Granfinanciera v. Nordberg

492 U.S. 33

 

RULE:

To determine whether a party is entitled to a jury trial under U.S. Const. amend. VII, the court must first compare the statutory action to 18th-century actions brought in the courts of England prior to the merger of the courts of law and equity. Second, the court must examine the remedy sought and determine whether it is legal or equitable in nature. The second stage of this analysis is more important than the first. If, on balance, these two factors indicate that a party is entitled to a jury trial under the Seventh Amendment, the court must decide whether the U.S. Congress may assign and has assigned resolution of the relevant claim to a non-Article III adjudicative body that does not use a jury as factfinder.

FACTS:

Petitioner corporations appealed a decision of the Court of Appeals, which affirmed a bankruptcy court's denial of petitioners' request for a jury trial and entry of judgment in favor of respondent Chapter 11 trustee, in respondent's action to avoid fraudulent transfers and recover damages under 11 U.S.C.S. §§ 548(a)(1)-(2)550(a)(1). Respondent Chapter 11 bankruptcy trustee filed suit in district court against petitioner corporations seeking to avoid allegedly fraudulent transfers and to recover damages under 11 U.S.C.S. §§ 548(a)(1)-(2)550(a)(1). The proceedings were referred to a bankruptcy court, where the judge denied petitioners' request for a jury trial and entered judgment for respondent after a bench trial.

ISSUE:

Does the U.S. Const. amend. VII protect petitioners' right to a jury trial?

ANSWER:

Yes.

CONCLUSION:

On appeal affirming the judgment the Court reversed, holding petitioners had not submitted claims against the bankrupt estate and were therefore entitled to a jury trial notwithstanding the fact that under 28 U.S.C.S. § 157(b)(2) fraudulent conveyance suits were designated core proceedings triable in bankruptcy court, a non-Article III tribunal. The Court found that U.S. Const. amend.
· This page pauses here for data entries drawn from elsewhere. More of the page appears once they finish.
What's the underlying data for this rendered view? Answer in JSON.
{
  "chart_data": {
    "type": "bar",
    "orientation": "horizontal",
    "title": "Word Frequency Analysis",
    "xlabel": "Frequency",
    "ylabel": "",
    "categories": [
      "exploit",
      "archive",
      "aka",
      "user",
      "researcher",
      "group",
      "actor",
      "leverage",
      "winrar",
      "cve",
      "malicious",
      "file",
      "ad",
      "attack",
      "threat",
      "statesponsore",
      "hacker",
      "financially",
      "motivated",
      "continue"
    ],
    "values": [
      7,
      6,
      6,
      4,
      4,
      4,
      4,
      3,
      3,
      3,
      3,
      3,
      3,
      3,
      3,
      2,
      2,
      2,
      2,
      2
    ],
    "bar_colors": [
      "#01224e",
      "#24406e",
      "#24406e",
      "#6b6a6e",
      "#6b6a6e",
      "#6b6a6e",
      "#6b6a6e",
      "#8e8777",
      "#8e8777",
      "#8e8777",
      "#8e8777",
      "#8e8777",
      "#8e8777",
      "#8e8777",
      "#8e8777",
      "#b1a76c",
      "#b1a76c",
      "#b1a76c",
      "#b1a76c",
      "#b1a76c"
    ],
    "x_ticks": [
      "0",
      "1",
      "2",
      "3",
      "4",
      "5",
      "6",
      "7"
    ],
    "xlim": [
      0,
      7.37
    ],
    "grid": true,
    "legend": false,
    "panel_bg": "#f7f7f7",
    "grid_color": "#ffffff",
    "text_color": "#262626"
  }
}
VII protected petitioners' right to a jury trial because the suit against them was legal rather than equitable in nature and involved matters of private rather than public rights. The Court acknowledged that jury trials in some fraudulent conveyance actions would impede proceedings and increase expenses, but held that those considerations were insufficient to overcome the clear command of U.S. Const. amend. VII.